Gigantes tecnológicos beneficiaram, durante anos, de conteúdos produzidos pelos jornais, mas começam a perceber que têm de ajudar a pagar o jornalismo de qualidade que (ainda) se faz.

Quando a televisão surgiu, dizia-se que ia “matar” a rádio, mas, apesar da concorrência “desleal”, não foi isso que sucedeu. Com os jornais está a passar-se o mesmo: o digital, através da transferência de leitores e anunciantes, fez tremer o edifício da imprensa tradicional, mas, passado o choque inicial, começa a vislumbrar-se um futuro em que o digital e o papel podem coexistir e, até, em certa medida, beneficiar as empresas jornalísticas.
Há, de resto, já alguns exemplos de como é possível criar valor ao mercado e continuar a ser uma referência como marca de informação, garantindo a tão ambicionada sustentabilidade.

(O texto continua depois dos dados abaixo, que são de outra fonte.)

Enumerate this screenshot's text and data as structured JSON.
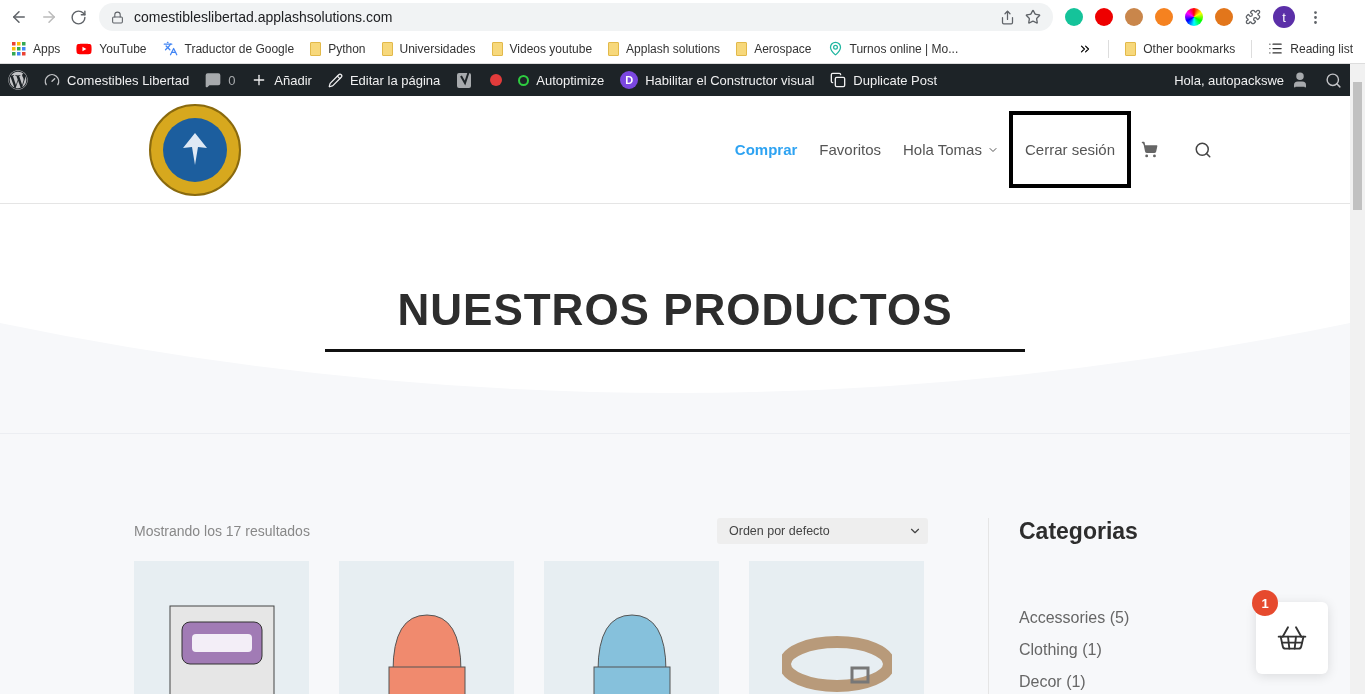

O colosso “The New York Times” conseguiu fazer essa transição, através de uma profunda reestruturação interna. Hoje em dia, os jornalistas daquele diário norte-americano já produzem mais notícias para o site e para as newsletters do título do que para a edição impressa, que passou a disponibilizar um conteúdo premium. Mas também no site foi possível fechar conteúdos e entregar jornalismo de qualidade aos assinantes, que estão disponíveis para pagar por informação fidedigna.
E em 2020, mesmo tendo em conta que foi um ano de pandemia, a verdade é que, pela primeira vez na história, o “The Times” conseguiu obter mais receitas no digital do que no papel, sem perder a relevância nas bancas.
Aos poucos, também os gigantes tecnológicos que viveram, durante anos, à conta dos conteúdos jornalísticos das empresas de comunicação social começam a despertar para a necessidade de pagar pelo jornalismo de qualidade que (ainda) se faz.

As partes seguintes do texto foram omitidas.